Dernière mise à jour le 07/04/2026 par Marc Kerviel
Face à l’affluence record dans les stations-service après le week-end de Pâques, la tension monte autour de la pompe. Ce mardi 7 avril 2026, la ministre déléguée à l’Énergie, Maud Bregeon, et le président de l’Ufip, Olivier Gantois, ont pris la parole pour clarifier la situation sur les stocks et l’avenir des prix chez TotalEnergies.
18 % des stations en rupture : l’alerte de Maud Bregeon
Invitée sur le plateau de RMC/BFMTV ce matin, la porte-parole du gouvernement, Maud Bregeon, a dressé un bilan sans concession de la situation logistique en France. Selon les derniers chiffres, environ 18 % des points de vente du pays connaissent une rupture sur au moins un type de carburant.
La ministre a toutefois tenu à nuancer la panique : « Ce n’est pas une pénurie de produit, c’est un défi logistique. » Les difficultés se concentrent massivement sur le réseau TotalEnergies, qui représente à lui seul 83 % des stations en difficulté. Cette congestion s’explique par le succès du dispositif de plafonnement des prix, qui a provoqué un report massif des automobilistes vers les stations de l’enseigne tricolore au cours des derniers jours.
Olivier Gantois pointe du doigt les problèmes de livraison
De son côté, Olivier Gantois, président de l’Union française des industries pétrolières (Ufip), a confirmé sur RTL que le réseau est actuellement sous une pression extrême. Le week-end prolongé de Pâques a empêché les rotations habituelles des camions-citernes, tandis que la demande a explosé.
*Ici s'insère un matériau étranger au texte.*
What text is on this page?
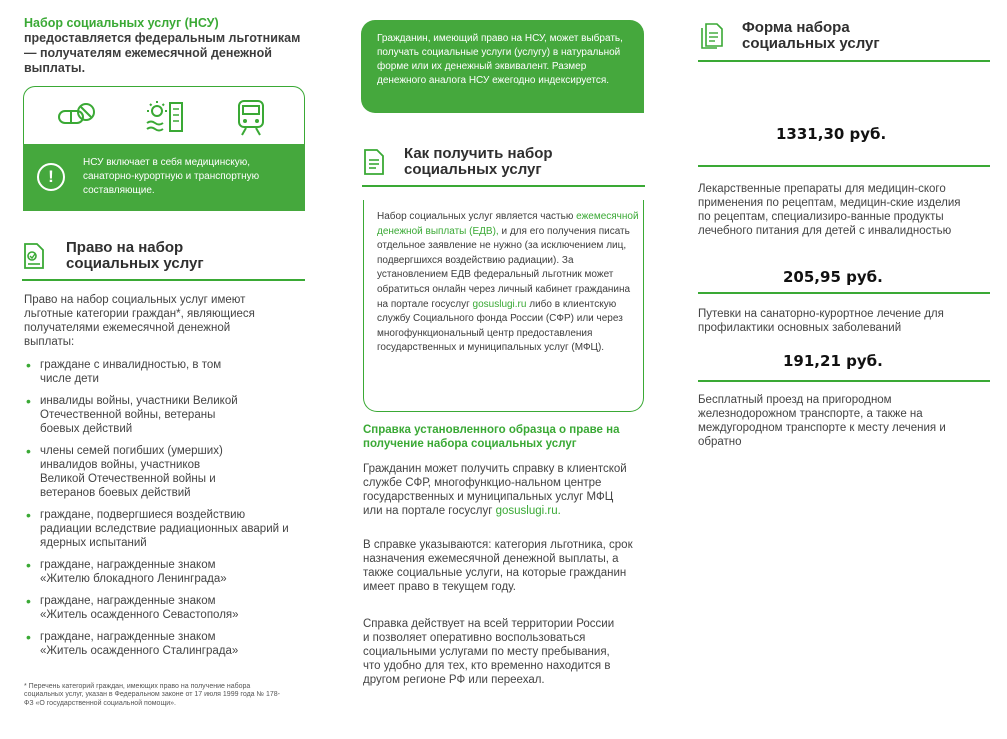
Набор социальных услуг (НСУ)
предоставляется федеральным льготникам — получателям ежемесячной денежной выплаты.
!
НСУ включает в себя медицинскую, санаторно-курортную и транспортную составляющие.
Право на набор социальных услуг
Право на набор социальных услуг имеют льготные категории граждан*, являющиеся получателями ежемесячной денежной выплаты:
• граждане с инвалидностью, в том числе дети
• инвалиды войны, участники Великой Отечественной войны, ветераны боевых действий
• члены семей погибших (умерших) инвалидов войны, участников Великой Отечественной войны и ветеранов боевых действий
• граждане, подвергшиеся воздействию радиации вследствие радиационных аварий и ядерных испытаний
• граждане, награжденные знаком «Жителю блокадного Ленинграда»
• граждане, награжденные знаком «Житель осажденного Севастополя»
• граждане, награжденные знаком «Житель осажденного Сталинграда»
* Перечень категорий граждан, имеющих право на получение набора социальных услуг, указан в Федеральном законе от 17 июля 1999 года № 178-ФЗ «О государственной социальной помощи».
Гражданин, имеющий право на НСУ, может выбрать, получать социальные услуги (услугу) в натуральной форме или их денежный эквивалент. Размер денежного аналога НСУ ежегодно индексируется.
Как получить набор социальных услуг
Набор социальных услуг является частью ежемесячной денежной выплаты (ЕДВ), и для его получения писать отдельное заявление не нужно (за исключением лиц, подвергшихся воздействию радиации). За установлением ЕДВ федеральный льготник может обратиться онлайн через личный кабинет гражданина на портале госуслуг gosuslugi.ru либо в клиентскую службу Социального фонда России (СФР) или через многофункциональный центр предоставления государственных и муниципальных услуг (МФЦ).
Справка установленного образца о праве на получение набора социальных услуг
Гражданин может получить справку в клиентской службе СФР, многофункцио-нальном центре государственных и муниципальных услуг МФЦ или на портале госуслуг gosuslugi.ru.
В справке указываются: категория льготника, срок назначения ежемесячной денежной выплаты, а также социальные услуги, на которые гражданин имеет право в текущем году.
Справка действует на всей территории России и позволяет оперативно воспользоваться социальными услугами по месту пребывания, что удобно для тех, кто временно находится в другом регионе РФ или переехал.
Форма набора социальных услуг
1331,30 руб.
Лекарственные препараты для медицин-ского применения по рецептам, медицин-ские изделия по рецептам, специализиро-ванные продукты лечебного питания для детей с инвалидностью
205,95 руб.
Путевки на санаторно-курортное лечение для профилактики основных заболеваний
191,21 руб.
Бесплатный проезд на пригородном железнодорожном транспорте, а также на междугородном транспорте к месту лечения и обратно
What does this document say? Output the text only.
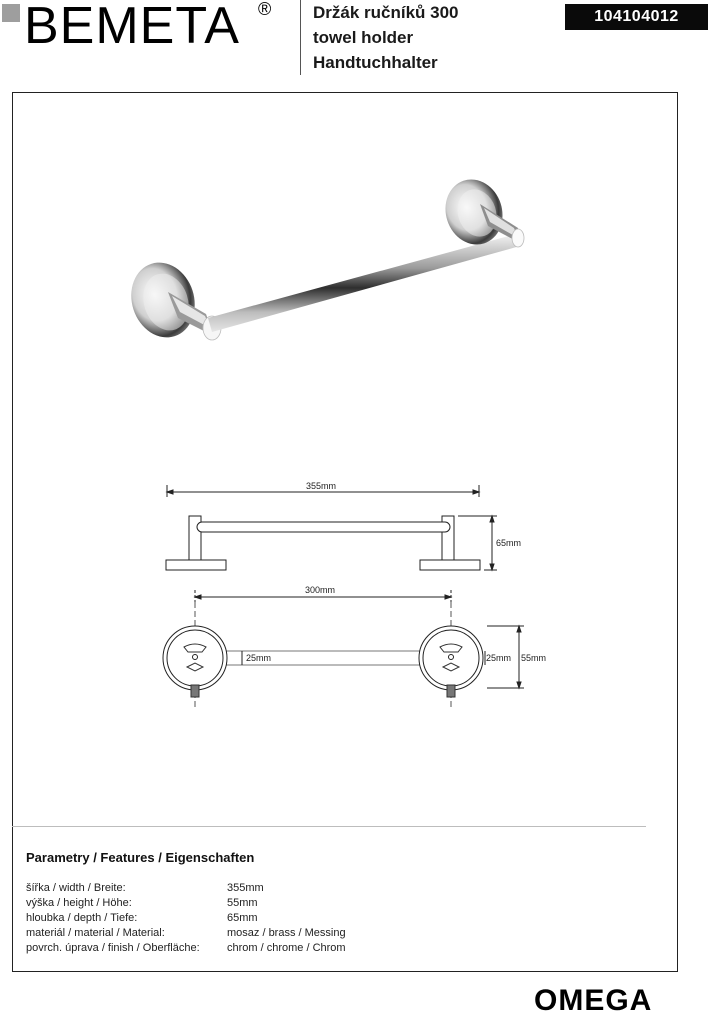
BEMETA ® Držák ručníků 300
towel holder
Handtuchhalter
104104012
355mm
65mm
300mm
25mm	25mm 55mm
Parametry / Features / Eigenschaften
šířka / width / Breite:	355mm
výška / height / Höhe:	55mm
hloubka / depth / Tiefe:	65mm
materiál / material / Material:	mosaz / brass / Messing
povrch. úprava / finish / Oberfläche: chrom / chrome / Chrom
OMEGA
Selon lui, la situation est particulièrement critique dans les grandes agglomérations où l’écart de prix entre TotalEnergies et les autres distributeurs (parfois plus de 15 centimes par litre) a créé des files d’attente interminables. Olivier Gantois rappelle que si les stocks stratégiques sont pleins, la vitesse de remplissage des cuves ne parvient plus à suivre le rythme des passages à la pompe.
Fin du plafonnement à 1,99 € : ce qui nous attend
L’enjeu majeur de ce mardi 7 avril concerne la pérennité des prix bloqués. Jusqu’ici, TotalEnergies maintenait un plafond de 1,99 €/L pour l’essence et 2,09 €/L pour le diesel. Cependant, avec la volatilité actuelle du baril de Brent sur Boursorama et la fin annoncée de cette mesure pour le grand public, une hausse brutale est redoutée dès demain.
Seuls les abonnés aux services électricité/gaz du groupe pourraient conserver des avantages tarifaires, laissant le reste des automobilistes face à la réalité des prix du marché, qui flirtent déjà avec les 2,20 € chez certains concurrents.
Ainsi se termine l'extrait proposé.